Напротив, собор и есть само внутреннее , вырвавшееся наружу: каменная ратификация таинства исповеди и покаяния; некое падение вверх: не в грех, а в небо. Функциональная значимость армянской церкви и в этом случае уникальна. Храм здесь не просто место, где молятся, но и прячутся; это душа , в которую, как в дом, входят гонимые историей беспризорные тела, надеясь обрести в ней неприкосновенность. История страны, упавшей в историю, как в ад, могла быть только бегством из истории в природу, в материнское лоно ландшафта, и в этом смысле архитектурная постройка, мимикрирующая природу, должна была подчиняться не прихотям вкуса и стиля, а нужде, или инстинктивному жесту самоукрытия. От грозящей опасности прячутся в скале, которая преображается в место молитвы и даже гарантирует услышанность молитвы в мировых пространствах. В противоположность готике, растворяющей физическое в метафизическом, метафизическое инкрустирует здесь себя в физическое, преображая его в убежище для страждущих и обремененных.
Характерно: в камень, знак и образ безжизненного, входят как в жизнь, чтобы сердца, обветренные и окаменевшие в незащищенном пространстве, снова забились, выдалбливая в камне кров. Храм — это осердеченный камень, сердце, прикинувшееся метаморфической горной породой и, сверх того, еще и архитектурой , рассчитывая остаться неузнанным в мире истории и судьбы.
5.
Но скрыться от истории не удалось и в природе. Природа в конце концов оказалось столь же ненадежной, как и история. В постмодернистском мире нет больше места ни той, ни другой, потому что упразднение одной влечет за собой упразднение и другой. Руссоизм, а еще раньше пуританские грезы Беньяна, остались в прежнем отоснившемся мире, не утратившем еще упругость пружины и способном, даже после опаснейших растяжек, возвращаться к себе. Они надеялись, дезертировав из истории, обрести буколический покой в нетронутых историей уголках Нового Света, но the end of history не стал их триумфом, потому что вместе с историей в небытие проваливалась и природа, в которой ничто уже не напоминало о свирельных тонах Клода Лоррена и сиреневых мандельштамовских глинах. В постмодернистском мире история делается не мужчинами (по Трейчке), а репортерами, вовремя включившими камеры; соответственно, конец истории предестинируется уже не апокалипсисом, а севшими батарейками. Можно сожалеть о том, что богине Клио не выпала более достойная её участь, но было бы ошибкой думать, что природе в постмодернистском мире повезло больше.

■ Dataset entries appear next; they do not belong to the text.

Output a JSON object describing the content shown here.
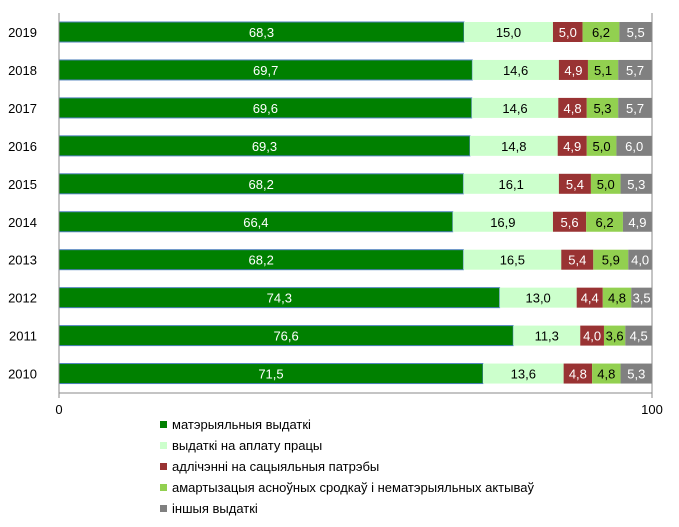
{
  "chart_data": {
    "type": "bar",
    "orientation": "horizontal",
    "stacked": true,
    "categories": [
      "2019",
      "2018",
      "2017",
      "2016",
      "2015",
      "2014",
      "2013",
      "2012",
      "2011",
      "2010"
    ],
    "series": [
      {
        "name": "матэрыяльныя выдаткі",
        "color": "#008000",
        "label_color": "#ffffff",
        "values": [
          "68,3",
          "69,7",
          "69,6",
          "69,3",
          "68,2",
          "66,4",
          "68,2",
          "74,3",
          "76,6",
          "71,5"
        ]
      },
      {
        "name": "выдаткі на аплату працы",
        "color": "#ccffcc",
        "label_color": "#000000",
        "values": [
          "15,0",
          "14,6",
          "14,6",
          "14,8",
          "16,1",
          "16,9",
          "16,5",
          "13,0",
          "11,3",
          "13,6"
        ]
      },
      {
        "name": "адлічэнні на сацыяльныя патрэбы",
        "color": "#993333",
        "label_color": "#ffffff",
        "values": [
          "5,0",
          "4,9",
          "4,8",
          "4,9",
          "5,4",
          "5,6",
          "5,4",
          "4,4",
          "4,0",
          "4,8"
        ]
      },
      {
        "name": "амартызацыя асноўных сродкаў і нематэрыяльных актываў",
        "color": "#92d050",
        "label_color": "#000000",
        "values": [
          "6,2",
          "5,1",
          "5,3",
          "5,0",
          "5,0",
          "6,2",
          "5,9",
          "4,8",
          "3,6",
          "4,8"
        ]
      },
      {
        "name": "іншыя выдаткі",
        "color": "#808080",
        "label_color": "#ffffff",
        "values": [
          "5,5",
          "5,7",
          "5,7",
          "6,0",
          "5,3",
          "4,9",
          "4,0",
          "3,5",
          "4,5",
          "5,3"
        ]
      }
    ],
    "xlim": [
      0,
      100
    ],
    "xticks": [
      "0",
      "100"
    ],
    "legend_position": "bottom",
    "grid": false
  }
}
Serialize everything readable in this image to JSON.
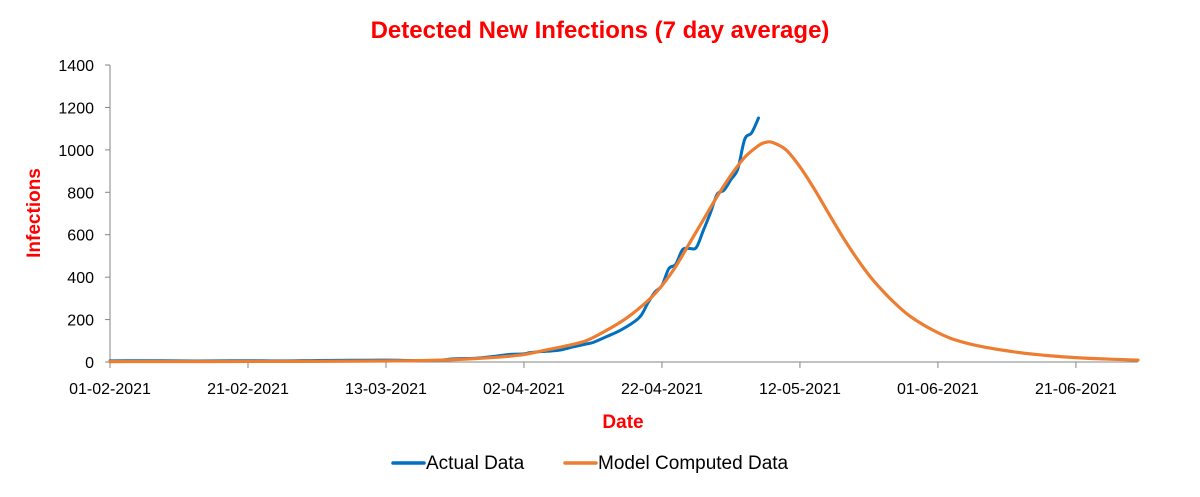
{
  "chart_data": {
    "type": "line",
    "title": "Detected New Infections (7 day average)",
    "xlabel": "Date",
    "ylabel": "Infections",
    "x_range": [
      "2021-02-01",
      "2021-06-30"
    ],
    "ylim": [
      0,
      1400
    ],
    "y_ticks": [
      0,
      200,
      400,
      600,
      800,
      1000,
      1200,
      1400
    ],
    "x_ticks": [
      {
        "date": "2021-02-01",
        "label": "01-02-2021"
      },
      {
        "date": "2021-02-21",
        "label": "21-02-2021"
      },
      {
        "date": "2021-03-13",
        "label": "13-03-2021"
      },
      {
        "date": "2021-04-02",
        "label": "02-04-2021"
      },
      {
        "date": "2021-04-22",
        "label": "22-04-2021"
      },
      {
        "date": "2021-05-12",
        "label": "12-05-2021"
      },
      {
        "date": "2021-06-01",
        "label": "01-06-2021"
      },
      {
        "date": "2021-06-21",
        "label": "21-06-2021"
      }
    ],
    "grid": false,
    "legend_position": "bottom",
    "series": [
      {
        "name": "Actual Data",
        "color": "#0070c0",
        "points": [
          [
            "2021-02-01",
            5
          ],
          [
            "2021-02-06",
            6
          ],
          [
            "2021-02-11",
            5
          ],
          [
            "2021-02-16",
            5
          ],
          [
            "2021-02-21",
            6
          ],
          [
            "2021-02-26",
            5
          ],
          [
            "2021-03-03",
            7
          ],
          [
            "2021-03-08",
            8
          ],
          [
            "2021-03-13",
            9
          ],
          [
            "2021-03-16",
            7
          ],
          [
            "2021-03-20",
            7
          ],
          [
            "2021-03-23",
            15
          ],
          [
            "2021-03-26",
            18
          ],
          [
            "2021-03-29",
            28
          ],
          [
            "2021-03-31",
            36
          ],
          [
            "2021-04-02",
            38
          ],
          [
            "2021-04-03",
            45
          ],
          [
            "2021-04-05",
            50
          ],
          [
            "2021-04-07",
            55
          ],
          [
            "2021-04-09",
            70
          ],
          [
            "2021-04-11",
            85
          ],
          [
            "2021-04-12",
            92
          ],
          [
            "2021-04-14",
            120
          ],
          [
            "2021-04-16",
            150
          ],
          [
            "2021-04-18",
            190
          ],
          [
            "2021-04-19",
            220
          ],
          [
            "2021-04-20",
            280
          ],
          [
            "2021-04-21",
            330
          ],
          [
            "2021-04-22",
            360
          ],
          [
            "2021-04-23",
            440
          ],
          [
            "2021-04-24",
            460
          ],
          [
            "2021-04-25",
            530
          ],
          [
            "2021-04-26",
            535
          ],
          [
            "2021-04-27",
            540
          ],
          [
            "2021-04-28",
            620
          ],
          [
            "2021-04-29",
            700
          ],
          [
            "2021-04-30",
            790
          ],
          [
            "2021-05-01",
            810
          ],
          [
            "2021-05-02",
            860
          ],
          [
            "2021-05-03",
            910
          ],
          [
            "2021-05-04",
            1050
          ],
          [
            "2021-05-05",
            1080
          ],
          [
            "2021-05-06",
            1150
          ]
        ]
      },
      {
        "name": "Model Computed Data",
        "color": "#ed7d31",
        "points": [
          [
            "2021-02-01",
            2
          ],
          [
            "2021-03-01",
            3
          ],
          [
            "2021-03-15",
            5
          ],
          [
            "2021-03-22",
            10
          ],
          [
            "2021-03-29",
            22
          ],
          [
            "2021-04-02",
            35
          ],
          [
            "2021-04-05",
            55
          ],
          [
            "2021-04-08",
            75
          ],
          [
            "2021-04-11",
            100
          ],
          [
            "2021-04-14",
            150
          ],
          [
            "2021-04-17",
            210
          ],
          [
            "2021-04-20",
            290
          ],
          [
            "2021-04-22",
            360
          ],
          [
            "2021-04-24",
            450
          ],
          [
            "2021-04-26",
            560
          ],
          [
            "2021-04-28",
            670
          ],
          [
            "2021-04-30",
            780
          ],
          [
            "2021-05-02",
            880
          ],
          [
            "2021-05-04",
            965
          ],
          [
            "2021-05-06",
            1020
          ],
          [
            "2021-05-07",
            1035
          ],
          [
            "2021-05-08",
            1035
          ],
          [
            "2021-05-10",
            1000
          ],
          [
            "2021-05-12",
            920
          ],
          [
            "2021-05-14",
            820
          ],
          [
            "2021-05-16",
            710
          ],
          [
            "2021-05-18",
            600
          ],
          [
            "2021-05-20",
            500
          ],
          [
            "2021-05-22",
            410
          ],
          [
            "2021-05-24",
            335
          ],
          [
            "2021-05-26",
            270
          ],
          [
            "2021-05-28",
            215
          ],
          [
            "2021-05-31",
            155
          ],
          [
            "2021-06-03",
            110
          ],
          [
            "2021-06-07",
            75
          ],
          [
            "2021-06-12",
            48
          ],
          [
            "2021-06-17",
            30
          ],
          [
            "2021-06-22",
            19
          ],
          [
            "2021-06-26",
            13
          ],
          [
            "2021-06-30",
            9
          ]
        ]
      }
    ]
  }
}
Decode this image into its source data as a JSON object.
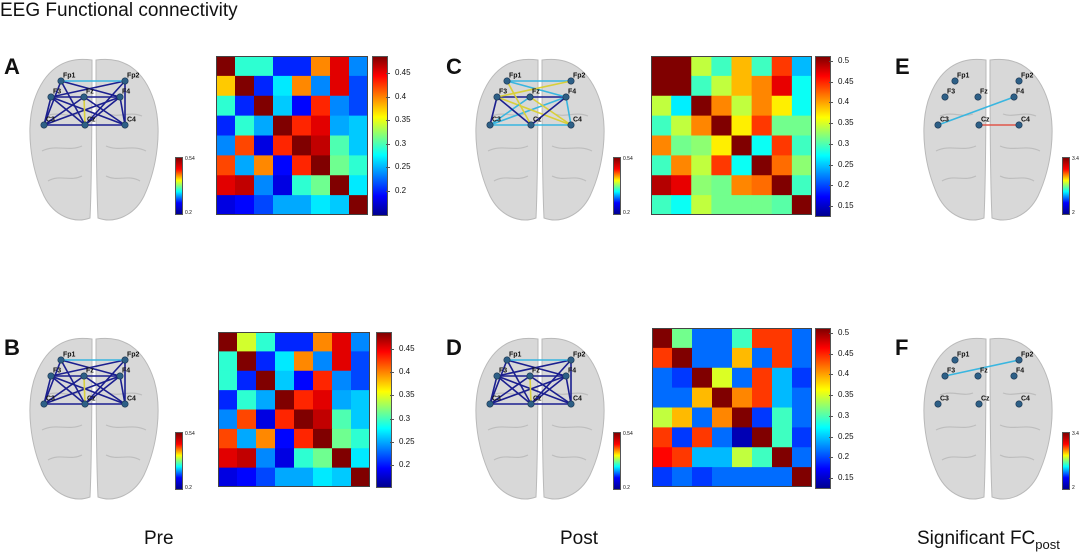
{
  "title": "EEG Functional connectivity",
  "column_labels": {
    "pre": "Pre",
    "post": "Post",
    "sig_main": "Significant FC",
    "sig_sub": "post"
  },
  "node_labels": [
    "Fp1",
    "Fp2",
    "F3",
    "Fz",
    "F4",
    "C3",
    "Cz",
    "C4"
  ],
  "panels": [
    {
      "id": "A",
      "label": "A",
      "minibar": {
        "max": "0.54",
        "min": "0.2"
      },
      "cbar": {
        "ticks": [
          "0.45",
          "0.4",
          "0.35",
          "0.3",
          "0.25",
          "0.2"
        ],
        "min": 0.17,
        "max": 0.48
      },
      "matrix": [
        [
          0.48,
          0.3,
          0.3,
          0.22,
          0.22,
          0.4,
          0.45,
          0.25
        ],
        [
          0.38,
          0.48,
          0.22,
          0.28,
          0.4,
          0.25,
          0.45,
          0.23
        ],
        [
          0.3,
          0.22,
          0.48,
          0.27,
          0.21,
          0.43,
          0.25,
          0.23
        ],
        [
          0.22,
          0.3,
          0.26,
          0.48,
          0.43,
          0.45,
          0.26,
          0.27
        ],
        [
          0.25,
          0.42,
          0.2,
          0.43,
          0.48,
          0.46,
          0.31,
          0.27
        ],
        [
          0.42,
          0.26,
          0.4,
          0.21,
          0.43,
          0.48,
          0.32,
          0.3
        ],
        [
          0.45,
          0.46,
          0.25,
          0.2,
          0.3,
          0.32,
          0.48,
          0.28
        ],
        [
          0.2,
          0.21,
          0.23,
          0.26,
          0.26,
          0.28,
          0.27,
          0.48
        ]
      ]
    },
    {
      "id": "B",
      "label": "B",
      "minibar": {
        "max": "0.54",
        "min": "0.2"
      },
      "cbar": {
        "ticks": [
          "0.45",
          "0.4",
          "0.35",
          "0.3",
          "0.25",
          "0.2"
        ],
        "min": 0.17,
        "max": 0.48
      },
      "matrix": [
        [
          0.48,
          0.35,
          0.3,
          0.22,
          0.22,
          0.4,
          0.45,
          0.25
        ],
        [
          0.3,
          0.48,
          0.22,
          0.28,
          0.4,
          0.25,
          0.45,
          0.23
        ],
        [
          0.3,
          0.22,
          0.48,
          0.27,
          0.21,
          0.43,
          0.25,
          0.23
        ],
        [
          0.22,
          0.3,
          0.26,
          0.48,
          0.43,
          0.45,
          0.26,
          0.27
        ],
        [
          0.25,
          0.42,
          0.2,
          0.43,
          0.48,
          0.46,
          0.31,
          0.27
        ],
        [
          0.42,
          0.26,
          0.4,
          0.21,
          0.43,
          0.48,
          0.32,
          0.3
        ],
        [
          0.45,
          0.46,
          0.25,
          0.2,
          0.3,
          0.32,
          0.48,
          0.28
        ],
        [
          0.2,
          0.21,
          0.23,
          0.26,
          0.26,
          0.28,
          0.27,
          0.48
        ]
      ]
    },
    {
      "id": "C",
      "label": "C",
      "minibar": {
        "max": "0.54",
        "min": "0.2"
      },
      "cbar": {
        "ticks": [
          "0.5",
          "0.45",
          "0.4",
          "0.35",
          "0.3",
          "0.25",
          "0.2",
          "0.15"
        ],
        "min": 0.13,
        "max": 0.52
      },
      "matrix": [
        [
          0.52,
          0.52,
          0.35,
          0.3,
          0.4,
          0.3,
          0.45,
          0.25
        ],
        [
          0.52,
          0.52,
          0.3,
          0.35,
          0.4,
          0.42,
          0.48,
          0.28
        ],
        [
          0.35,
          0.27,
          0.52,
          0.42,
          0.35,
          0.42,
          0.38,
          0.28
        ],
        [
          0.3,
          0.35,
          0.42,
          0.52,
          0.38,
          0.45,
          0.32,
          0.32
        ],
        [
          0.42,
          0.32,
          0.33,
          0.38,
          0.52,
          0.28,
          0.45,
          0.3
        ],
        [
          0.3,
          0.42,
          0.35,
          0.45,
          0.28,
          0.52,
          0.43,
          0.33
        ],
        [
          0.5,
          0.48,
          0.33,
          0.32,
          0.42,
          0.43,
          0.52,
          0.3
        ],
        [
          0.3,
          0.28,
          0.35,
          0.32,
          0.32,
          0.32,
          0.31,
          0.52
        ]
      ]
    },
    {
      "id": "D",
      "label": "D",
      "minibar": {
        "max": "0.54",
        "min": "0.2"
      },
      "cbar": {
        "ticks": [
          "0.5",
          "0.45",
          "0.4",
          "0.35",
          "0.3",
          "0.25",
          "0.2",
          "0.15"
        ],
        "min": 0.13,
        "max": 0.52
      },
      "matrix": [
        [
          0.52,
          0.32,
          0.22,
          0.22,
          0.3,
          0.45,
          0.45,
          0.22
        ],
        [
          0.45,
          0.52,
          0.22,
          0.22,
          0.4,
          0.22,
          0.45,
          0.22
        ],
        [
          0.22,
          0.2,
          0.52,
          0.36,
          0.22,
          0.45,
          0.25,
          0.2
        ],
        [
          0.22,
          0.22,
          0.4,
          0.52,
          0.42,
          0.45,
          0.25,
          0.22
        ],
        [
          0.35,
          0.4,
          0.22,
          0.42,
          0.52,
          0.2,
          0.3,
          0.22
        ],
        [
          0.45,
          0.2,
          0.45,
          0.22,
          0.15,
          0.52,
          0.3,
          0.2
        ],
        [
          0.47,
          0.45,
          0.25,
          0.25,
          0.35,
          0.3,
          0.52,
          0.22
        ],
        [
          0.2,
          0.22,
          0.2,
          0.22,
          0.22,
          0.22,
          0.22,
          0.52
        ]
      ]
    },
    {
      "id": "E",
      "label": "E",
      "minibar": {
        "max": "3.4",
        "min": "2"
      }
    },
    {
      "id": "F",
      "label": "F",
      "minibar": {
        "max": "3.4",
        "min": "2"
      }
    }
  ],
  "colors": {
    "edge_dark": "#1b1f8f",
    "edge_cyan": "#39b6e0",
    "edge_yellow": "#d9cf3a",
    "edge_red": "#e0574a",
    "node": "#2d5f86",
    "brain": "#d8d8d8"
  }
}
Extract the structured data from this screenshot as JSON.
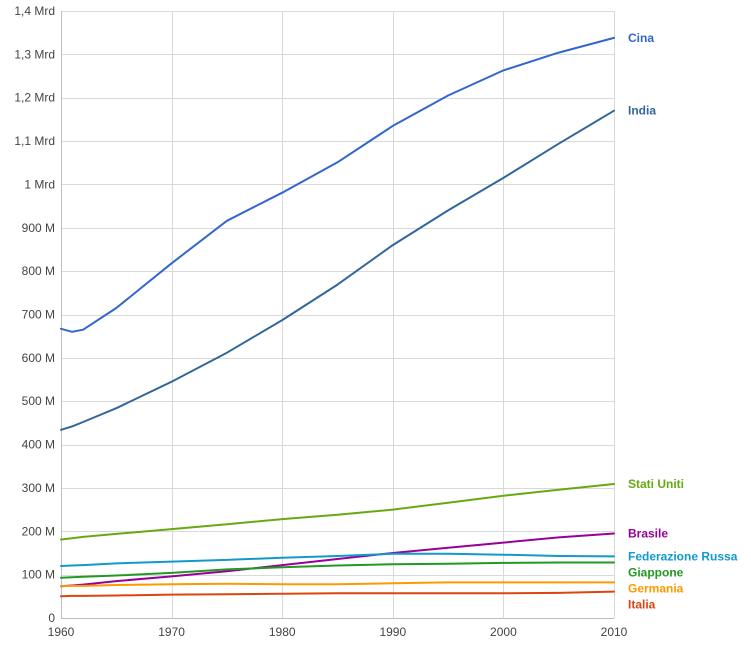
{
  "chart_data": {
    "type": "line",
    "title": "",
    "xlabel": "",
    "ylabel": "",
    "xlim": [
      1960,
      2010
    ],
    "ylim": [
      0,
      1400000000
    ],
    "grid": true,
    "legend": "inline-right",
    "x_ticks": [
      {
        "value": 1960,
        "label": "1960"
      },
      {
        "value": 1970,
        "label": "1970"
      },
      {
        "value": 1980,
        "label": "1980"
      },
      {
        "value": 1990,
        "label": "1990"
      },
      {
        "value": 2000,
        "label": "2000"
      },
      {
        "value": 2010,
        "label": "2010"
      }
    ],
    "y_ticks": [
      {
        "value": 0,
        "label": "0"
      },
      {
        "value": 100000000,
        "label": "100 M"
      },
      {
        "value": 200000000,
        "label": "200 M"
      },
      {
        "value": 300000000,
        "label": "300 M"
      },
      {
        "value": 400000000,
        "label": "400 M"
      },
      {
        "value": 500000000,
        "label": "500 M"
      },
      {
        "value": 600000000,
        "label": "600 M"
      },
      {
        "value": 700000000,
        "label": "700 M"
      },
      {
        "value": 800000000,
        "label": "800 M"
      },
      {
        "value": 900000000,
        "label": "900 M"
      },
      {
        "value": 1000000000,
        "label": "1 Mrd"
      },
      {
        "value": 1100000000,
        "label": "1,1 Mrd"
      },
      {
        "value": 1200000000,
        "label": "1,2 Mrd"
      },
      {
        "value": 1300000000,
        "label": "1,3 Mrd"
      },
      {
        "value": 1400000000,
        "label": "1,4 Mrd"
      }
    ],
    "x": [
      1960,
      1961,
      1962,
      1965,
      1970,
      1975,
      1980,
      1985,
      1990,
      1995,
      2000,
      2005,
      2010
    ],
    "series": [
      {
        "name": "Cina",
        "color": "#3366cc",
        "values": [
          667000000,
          660000000,
          665000000,
          715000000,
          818000000,
          916000000,
          981000000,
          1051000000,
          1135000000,
          1205000000,
          1263000000,
          1304000000,
          1338000000
        ]
      },
      {
        "name": "India",
        "color": "#336699",
        "values": [
          434000000,
          442000000,
          452000000,
          484000000,
          545000000,
          612000000,
          687000000,
          769000000,
          860000000,
          940000000,
          1015000000,
          1094000000,
          1170000000
        ]
      },
      {
        "name": "Stati Uniti",
        "color": "#66aa11",
        "values": [
          181000000,
          184000000,
          187000000,
          194000000,
          205000000,
          216000000,
          228000000,
          238000000,
          250000000,
          266000000,
          282000000,
          296000000,
          309000000
        ]
      },
      {
        "name": "Brasile",
        "color": "#990099",
        "values": [
          73000000,
          75000000,
          77000000,
          85000000,
          96000000,
          108000000,
          122000000,
          136000000,
          150000000,
          162000000,
          174000000,
          186000000,
          195000000
        ]
      },
      {
        "name": "Federazione Russa",
        "color": "#1199cc",
        "values": [
          120000000,
          121000000,
          122000000,
          126000000,
          130000000,
          134000000,
          139000000,
          143000000,
          148000000,
          148000000,
          146000000,
          143000000,
          142000000
        ]
      },
      {
        "name": "Giappone",
        "color": "#229922",
        "values": [
          93000000,
          94000000,
          95000000,
          98000000,
          104000000,
          112000000,
          117000000,
          121000000,
          124000000,
          125000000,
          127000000,
          128000000,
          128000000
        ]
      },
      {
        "name": "Germania",
        "color": "#ff9900",
        "values": [
          73000000,
          74000000,
          74000000,
          76000000,
          78000000,
          79000000,
          78000000,
          78000000,
          80000000,
          82000000,
          82000000,
          82000000,
          82000000
        ]
      },
      {
        "name": "Italia",
        "color": "#dd4411",
        "values": [
          50000000,
          51000000,
          51000000,
          52000000,
          54000000,
          55000000,
          56000000,
          57000000,
          57000000,
          57000000,
          57000000,
          58000000,
          61000000
        ]
      }
    ]
  }
}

Если история уместилась в съемочных павильонах, то природа просто попала в голову физика, после того как этот последний потерял голову от сногсшибательной интеллигентности своих приборов.
Если сегодня всё еще путаются в определениях реального и виртуального, то это недоразумение извиняется просто недостаточным опытом. Великое переселение народов во Всемирную Паутину набирает темп, и гигабайтные пространства интернета осваиваются и заселяются современными киборгами-юзерами с не меньшей энергичностью, чем опустевшие миры вигвамов песни о Гайавате их алчными и набожными предками.
Виртуальное и реальное ежесекундно меняются местами; то, что столь недавно еще было природой натуралистов, откликавшейся на линнеевские номенклатуры, всё больше походит на мираж и проходит по тому же ведомству, что и развалины Помпеи или остановленные мгновения-колонны Баальбека. Если природа, подражающая искусству в старом уайльдовском парадоксе, не была замечена учеными эстетиками, то, похоже, ей повезло с коммерсантами. Нужно только, чтобы она и на последнем издыхании ухитрялась подражать уже почившему искусству, став, как искусство, памятником, реликтом, раритетом, пережитком, продаваемым с молотка или охраняемым законом, короче: источником дохода. Прибыльность, этот прощальный миф «больного позднего потомства» , оказывается последним, на что ей приходится рассчитывать, чтобы не исчезнуть вконец. Наверное, в этом могла бы лежать и последняя надежда армянского храма.